The impressive work the founders have done since the inception – like providing organizational and academic support for all those interested in the research on the life and practice of Andrzej Wróblewski; extending conservation supervision; initiating and organizing of exhibitions and other educational formats; completing the archive; and publishing activities – reads like a public contract of a national institution. The Foundation further very thoughtfully holds all proprietary copyrights to almost all works created by Andrzej Wróblewski, which has enabled it to release the reviewed scholarly publication Avoiding Intermediary States (Hatje Cantz, 2014), which since stands for the main reference source with regard to the proper and standardized use of the artist’s work titles, which alone is a pivotal accomplishment.

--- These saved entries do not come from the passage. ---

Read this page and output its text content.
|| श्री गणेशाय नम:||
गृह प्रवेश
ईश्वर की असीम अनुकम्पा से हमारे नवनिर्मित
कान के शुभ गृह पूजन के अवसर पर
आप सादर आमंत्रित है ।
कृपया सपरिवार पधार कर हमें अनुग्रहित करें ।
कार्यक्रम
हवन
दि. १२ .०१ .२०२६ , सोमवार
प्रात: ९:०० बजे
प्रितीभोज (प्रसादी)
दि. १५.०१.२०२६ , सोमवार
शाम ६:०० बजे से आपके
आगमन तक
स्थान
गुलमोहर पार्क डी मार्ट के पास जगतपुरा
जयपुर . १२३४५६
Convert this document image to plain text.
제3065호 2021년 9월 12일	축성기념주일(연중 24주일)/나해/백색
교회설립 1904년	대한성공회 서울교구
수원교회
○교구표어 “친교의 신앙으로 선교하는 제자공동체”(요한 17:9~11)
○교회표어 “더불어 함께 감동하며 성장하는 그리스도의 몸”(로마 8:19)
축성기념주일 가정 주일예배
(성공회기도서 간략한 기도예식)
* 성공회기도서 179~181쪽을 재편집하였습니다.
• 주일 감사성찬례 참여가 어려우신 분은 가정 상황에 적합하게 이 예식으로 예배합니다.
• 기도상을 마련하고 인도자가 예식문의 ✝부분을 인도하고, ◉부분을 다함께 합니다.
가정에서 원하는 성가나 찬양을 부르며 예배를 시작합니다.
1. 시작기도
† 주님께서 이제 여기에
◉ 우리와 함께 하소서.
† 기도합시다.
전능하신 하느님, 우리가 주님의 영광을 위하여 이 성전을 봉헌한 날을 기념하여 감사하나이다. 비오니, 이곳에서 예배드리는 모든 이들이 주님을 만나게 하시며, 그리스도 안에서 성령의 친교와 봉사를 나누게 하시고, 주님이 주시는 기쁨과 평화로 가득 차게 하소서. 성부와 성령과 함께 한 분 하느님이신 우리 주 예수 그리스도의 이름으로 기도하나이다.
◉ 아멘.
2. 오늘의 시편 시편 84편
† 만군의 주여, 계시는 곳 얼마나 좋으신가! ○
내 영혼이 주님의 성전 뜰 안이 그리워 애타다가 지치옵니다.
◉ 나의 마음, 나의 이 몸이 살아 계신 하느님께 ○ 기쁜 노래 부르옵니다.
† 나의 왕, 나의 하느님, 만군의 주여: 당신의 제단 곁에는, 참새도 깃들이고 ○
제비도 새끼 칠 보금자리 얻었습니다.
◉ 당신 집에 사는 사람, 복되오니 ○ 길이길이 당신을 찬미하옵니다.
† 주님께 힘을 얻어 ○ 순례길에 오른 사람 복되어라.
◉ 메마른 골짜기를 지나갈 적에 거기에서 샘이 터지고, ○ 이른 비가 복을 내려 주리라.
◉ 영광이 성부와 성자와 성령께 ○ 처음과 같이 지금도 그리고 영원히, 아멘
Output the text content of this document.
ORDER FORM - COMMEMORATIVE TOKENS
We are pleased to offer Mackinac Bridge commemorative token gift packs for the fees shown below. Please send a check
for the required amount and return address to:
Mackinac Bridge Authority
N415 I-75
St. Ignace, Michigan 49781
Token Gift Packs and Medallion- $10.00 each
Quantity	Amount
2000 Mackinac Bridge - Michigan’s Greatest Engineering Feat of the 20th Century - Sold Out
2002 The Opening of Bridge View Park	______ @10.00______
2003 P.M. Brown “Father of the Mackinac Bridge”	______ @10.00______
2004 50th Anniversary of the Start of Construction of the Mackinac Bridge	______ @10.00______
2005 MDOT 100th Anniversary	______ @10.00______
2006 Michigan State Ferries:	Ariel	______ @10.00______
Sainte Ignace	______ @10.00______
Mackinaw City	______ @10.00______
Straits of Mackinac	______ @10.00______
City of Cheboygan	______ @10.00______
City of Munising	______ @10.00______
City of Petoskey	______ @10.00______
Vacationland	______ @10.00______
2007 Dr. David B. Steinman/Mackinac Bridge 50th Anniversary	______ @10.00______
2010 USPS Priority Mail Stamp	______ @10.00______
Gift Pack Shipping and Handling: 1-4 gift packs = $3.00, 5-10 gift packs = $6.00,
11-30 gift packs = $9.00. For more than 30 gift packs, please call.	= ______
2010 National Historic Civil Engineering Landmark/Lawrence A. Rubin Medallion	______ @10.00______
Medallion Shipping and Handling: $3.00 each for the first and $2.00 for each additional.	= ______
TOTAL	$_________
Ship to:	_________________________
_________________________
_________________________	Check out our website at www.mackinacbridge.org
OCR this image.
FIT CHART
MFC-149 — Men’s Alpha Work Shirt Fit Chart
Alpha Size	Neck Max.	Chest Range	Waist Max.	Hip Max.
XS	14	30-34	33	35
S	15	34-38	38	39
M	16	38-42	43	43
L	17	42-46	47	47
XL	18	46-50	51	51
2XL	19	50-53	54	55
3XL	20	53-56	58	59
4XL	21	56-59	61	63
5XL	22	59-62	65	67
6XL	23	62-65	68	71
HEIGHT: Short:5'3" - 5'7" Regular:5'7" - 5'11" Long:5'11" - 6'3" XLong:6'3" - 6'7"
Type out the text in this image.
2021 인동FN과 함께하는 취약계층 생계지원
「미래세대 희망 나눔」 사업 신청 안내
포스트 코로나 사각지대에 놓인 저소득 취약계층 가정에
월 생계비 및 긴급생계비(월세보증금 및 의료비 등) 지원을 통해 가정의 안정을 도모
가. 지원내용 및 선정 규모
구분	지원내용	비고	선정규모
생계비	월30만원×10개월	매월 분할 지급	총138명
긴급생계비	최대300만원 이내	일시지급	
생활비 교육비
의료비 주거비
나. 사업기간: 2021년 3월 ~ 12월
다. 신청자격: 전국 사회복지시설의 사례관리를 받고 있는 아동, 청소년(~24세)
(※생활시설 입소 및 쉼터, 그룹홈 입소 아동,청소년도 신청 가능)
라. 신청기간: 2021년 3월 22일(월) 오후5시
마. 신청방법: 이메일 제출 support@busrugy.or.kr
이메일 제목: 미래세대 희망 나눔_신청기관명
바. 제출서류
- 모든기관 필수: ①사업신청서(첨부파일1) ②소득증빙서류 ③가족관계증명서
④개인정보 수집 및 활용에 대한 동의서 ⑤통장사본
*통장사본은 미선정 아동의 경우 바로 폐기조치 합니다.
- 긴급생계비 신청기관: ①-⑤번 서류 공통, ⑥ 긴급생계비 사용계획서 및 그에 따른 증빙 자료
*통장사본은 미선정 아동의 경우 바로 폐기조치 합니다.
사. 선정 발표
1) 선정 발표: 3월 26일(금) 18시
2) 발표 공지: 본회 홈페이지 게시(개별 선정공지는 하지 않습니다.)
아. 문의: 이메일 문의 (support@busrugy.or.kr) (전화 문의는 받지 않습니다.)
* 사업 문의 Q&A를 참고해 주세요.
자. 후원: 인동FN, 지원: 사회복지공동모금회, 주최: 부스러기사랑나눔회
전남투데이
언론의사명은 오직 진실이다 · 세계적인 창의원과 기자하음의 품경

It is precisely because the Wróblewski foundation is not a state institution, but a personal initiative which has though set very high professional working standards –supposedly the sphere of competence assigned to major national institutions–, which makes such an endeavor even more remarkable and why it can even be considered a role model, not only for the ‘alternative’ art scene and not only but especially for post-communist/post-socialist states, whose ‘official’ institutions –as it is well known–, still happen to struggle with finding the right concepts and methodological approaches as to how to create and mediate new narratives of their own art history.
To take an example, one could look at Bosnia-Herzegovina, where in 2011 seven major cultural institutions had to close their doors to the public. The reason: their unresolved legal status after the collapse of former Yugoslavia in 1991. A lack of substantial financial support on the one hand, but also the lack of ideas to envision new possible structural models, most of them got lost in transition from one to the other socio-political system and remained caught in the legal limbo until this very day.
So the relevant question in this context would seem to be: can institutionally independent and self-organised artistic and curatorial collectives any longer be seen as an alternative current, when their counterpart, namely the art institutions, have largely become dysfunctional and inefficient as a site for the creation and establishment of working standards, as well as of their visionary structural, organizational and conceptual changes? No, I would claim.
The Wróblewski Foundation, while being concentrated on one artist only, yet at the same time demonstrating a wide range of activities and a far-reaching visibility and international recognition of both the work of Andrzej Wróblewski and of the foundation, seems to prove it.